Dalam sambutannya ketua umum DPP Taruna Merah Putih Maruarar Sirait mengungkapkan bahwa tujuan dari TMP Youth Festival untuk menumbuhkan rasa cinta kepada tanah air. Dan agar pemuda mendalami nilai-nilai yang terkandung dalam Pancasila.
Baginya Pancasila yang merupakan dasar negara Indonesia lahir dan berakar dari budaya masyarakat Indonesia. Yaitu budaya yang menjujung semangat pluralisme, yakni Bhineka tunggal Ika. Meskipun berbeda-beda tetap satu juga.
"Pancasila adalah Ideologi hidup. Ideologi yang menjadi rumah bersama. Tidak mengedepankan perbedaan SARA. Jadikan perbedaan ini menjadi potensi untuk membangun bangsa. Bukan perbedaan ini menjadi pemisah antar anak bangsa," kata.
Selain itu, dalam sambutannya Maruarar juga berpesan bahwa Indonesia adalah negara Demokrasi. Maka dari itu, meskipun berbeda pilihan politik tetap bersatu untuk membangun bangsa. Dan jika ingin menyampaikan kritik harus baik dan sopan.
"Negeri kita demokratis. Semua orang boleh menyampaikan kritik dan sarannya. Akan tetapi harus sopan dan baik. Jangan memaksakan pendapat dengan cara kasar," katanya.

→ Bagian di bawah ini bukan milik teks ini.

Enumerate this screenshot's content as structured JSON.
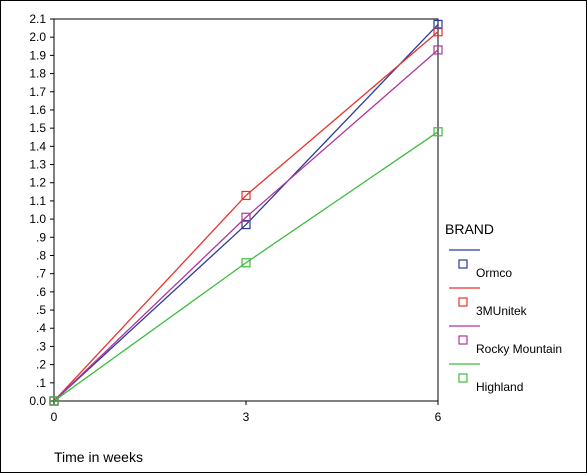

Lebih lanjut ia juga berpesan bahwa negara Indonesia berdasar hukum. Sehingga semua ada koridor dan peraturan yang berlaku. Sebagai pemuda jangan main hukum sendiri.
"Jadilah masyarakat yang beradab. Yang patuh terhadap hukum," katanya.
Makanya, ia mengajak kepada seluruh peserta untuk selalu menjaga Pancasila. Serta menjujung tinggi nilai-nilai demokrasi dan patuh kepada hukum.